The Minister of Forestry launched the draft Forestry and Wood Processing Industry Transformation Plan in Christchurch and said it would boost innovation and investment and unlock the future of forestry and wood processing.
"Increasing New Zealand's onshore wood processing capability and investing in developing our domestic woody biomass industry are two target areas that will drive sector growth, create jobs, and reduce emissions across the economy," Forestry Minister Stuart Nash said.
"We need to move from a commodity resource producer to creating high value, low carbon products and jobs for Kiwis - all of which are vital to our ongoing economic recovery.
"This roadmap will lead to a future where high-rise buildings are built with engineered wood, where our planes, trains and boats are powered with fuel derived from wood, and a range of products, such as pharmaceuticals, are also produced from our forests," he said.
The plan has been welcomed by the Forest Owners Association which has been part of the consultation process to date.
FOA President Grant Dodson said the plan was positive and it would hopefully result in action.
"In terms of bioenergy, in terms of displacing coal and other fossil fuel with wood energy. In terms of carbon embedded in wood products going into long life structures such as buildings, so trying to encourage more of these multi-storey engineered wood buildings that we're starting to see. Generally more use of wood in construction therefore embedding the carbon that's in those wood buildings into them for some considerable time," he said.
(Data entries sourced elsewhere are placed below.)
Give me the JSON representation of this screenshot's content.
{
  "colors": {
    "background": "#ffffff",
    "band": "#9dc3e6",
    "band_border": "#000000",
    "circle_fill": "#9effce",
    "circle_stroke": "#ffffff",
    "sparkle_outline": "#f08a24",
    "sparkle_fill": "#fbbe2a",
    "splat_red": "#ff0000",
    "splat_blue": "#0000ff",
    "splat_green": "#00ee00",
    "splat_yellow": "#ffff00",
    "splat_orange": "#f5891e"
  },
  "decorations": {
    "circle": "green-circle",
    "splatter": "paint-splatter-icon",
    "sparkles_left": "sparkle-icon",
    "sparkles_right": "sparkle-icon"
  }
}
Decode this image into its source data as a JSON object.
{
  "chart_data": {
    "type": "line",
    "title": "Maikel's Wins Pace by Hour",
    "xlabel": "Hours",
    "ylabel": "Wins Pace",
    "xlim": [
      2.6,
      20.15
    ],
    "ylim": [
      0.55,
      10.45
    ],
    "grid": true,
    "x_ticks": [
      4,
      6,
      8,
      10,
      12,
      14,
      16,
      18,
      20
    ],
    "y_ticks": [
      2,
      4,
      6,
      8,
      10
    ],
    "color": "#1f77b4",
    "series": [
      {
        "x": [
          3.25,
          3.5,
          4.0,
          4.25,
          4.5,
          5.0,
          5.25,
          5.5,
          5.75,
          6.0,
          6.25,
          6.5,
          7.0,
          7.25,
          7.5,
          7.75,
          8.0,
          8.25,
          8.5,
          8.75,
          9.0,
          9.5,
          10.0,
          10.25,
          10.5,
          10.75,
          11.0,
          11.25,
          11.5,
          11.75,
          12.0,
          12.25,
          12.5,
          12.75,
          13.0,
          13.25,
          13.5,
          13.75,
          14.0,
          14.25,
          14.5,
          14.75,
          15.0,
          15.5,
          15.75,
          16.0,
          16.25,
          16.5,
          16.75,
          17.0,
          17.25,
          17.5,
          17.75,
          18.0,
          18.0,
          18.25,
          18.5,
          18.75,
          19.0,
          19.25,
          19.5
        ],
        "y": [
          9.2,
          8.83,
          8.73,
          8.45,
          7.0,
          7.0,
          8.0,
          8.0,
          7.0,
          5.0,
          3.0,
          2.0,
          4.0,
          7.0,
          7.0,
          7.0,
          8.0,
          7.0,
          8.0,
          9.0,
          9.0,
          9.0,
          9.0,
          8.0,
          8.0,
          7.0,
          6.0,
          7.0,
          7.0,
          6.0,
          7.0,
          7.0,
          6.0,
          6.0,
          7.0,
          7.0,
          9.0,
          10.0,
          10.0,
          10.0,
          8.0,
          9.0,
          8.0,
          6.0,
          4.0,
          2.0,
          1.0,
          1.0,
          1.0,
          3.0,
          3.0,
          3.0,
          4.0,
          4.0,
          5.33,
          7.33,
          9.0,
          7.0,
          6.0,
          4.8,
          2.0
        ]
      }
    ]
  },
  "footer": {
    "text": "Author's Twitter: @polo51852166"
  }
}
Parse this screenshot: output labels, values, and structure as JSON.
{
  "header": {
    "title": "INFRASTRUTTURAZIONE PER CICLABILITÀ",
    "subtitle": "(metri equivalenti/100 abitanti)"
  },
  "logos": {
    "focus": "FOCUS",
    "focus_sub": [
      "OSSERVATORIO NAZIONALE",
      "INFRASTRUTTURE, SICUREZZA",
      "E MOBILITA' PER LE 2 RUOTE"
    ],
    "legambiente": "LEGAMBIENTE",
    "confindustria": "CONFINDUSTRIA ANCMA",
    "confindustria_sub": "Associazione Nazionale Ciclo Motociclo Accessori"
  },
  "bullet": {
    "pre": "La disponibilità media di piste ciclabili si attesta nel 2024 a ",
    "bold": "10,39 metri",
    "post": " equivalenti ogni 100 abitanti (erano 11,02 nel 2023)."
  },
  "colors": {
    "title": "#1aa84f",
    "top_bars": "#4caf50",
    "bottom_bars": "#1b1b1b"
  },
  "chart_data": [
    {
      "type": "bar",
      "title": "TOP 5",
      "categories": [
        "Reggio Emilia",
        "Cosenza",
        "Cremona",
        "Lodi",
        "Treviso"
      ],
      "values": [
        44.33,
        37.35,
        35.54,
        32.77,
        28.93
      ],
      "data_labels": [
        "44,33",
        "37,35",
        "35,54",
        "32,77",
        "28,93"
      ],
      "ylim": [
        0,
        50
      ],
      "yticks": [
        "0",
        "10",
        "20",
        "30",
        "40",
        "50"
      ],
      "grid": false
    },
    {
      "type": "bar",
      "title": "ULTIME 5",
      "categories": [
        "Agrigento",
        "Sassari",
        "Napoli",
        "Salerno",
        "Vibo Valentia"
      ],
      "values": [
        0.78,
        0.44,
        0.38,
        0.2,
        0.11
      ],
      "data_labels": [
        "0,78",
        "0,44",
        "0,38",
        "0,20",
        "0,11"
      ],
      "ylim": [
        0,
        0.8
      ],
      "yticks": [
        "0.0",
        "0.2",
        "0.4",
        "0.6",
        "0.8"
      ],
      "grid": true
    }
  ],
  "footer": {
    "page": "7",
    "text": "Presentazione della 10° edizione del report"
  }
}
Dodson said the plan needs to attract outside investors to build new mills and for there to be success it will be a matter of overcoming road blocks like wood aggregation so there is enough wood in one place, and resource consent issues which can deter start-ups.
He said while a few wood processing plants had expanded in recent years, many more have closed down.
"We are not very good at greenfield developments."
Nash said the plan also included the Crown "leading the way in researching and supporting alternative species including helping nurseries increase supply and lower costs, exploring how government can co-invest in new sawmills to process lower grades of log, and establishing a presence in key overseas markets to increase demand for our wood products."
Consultation on New Zealand's government's transformation plan runs until the end of next month.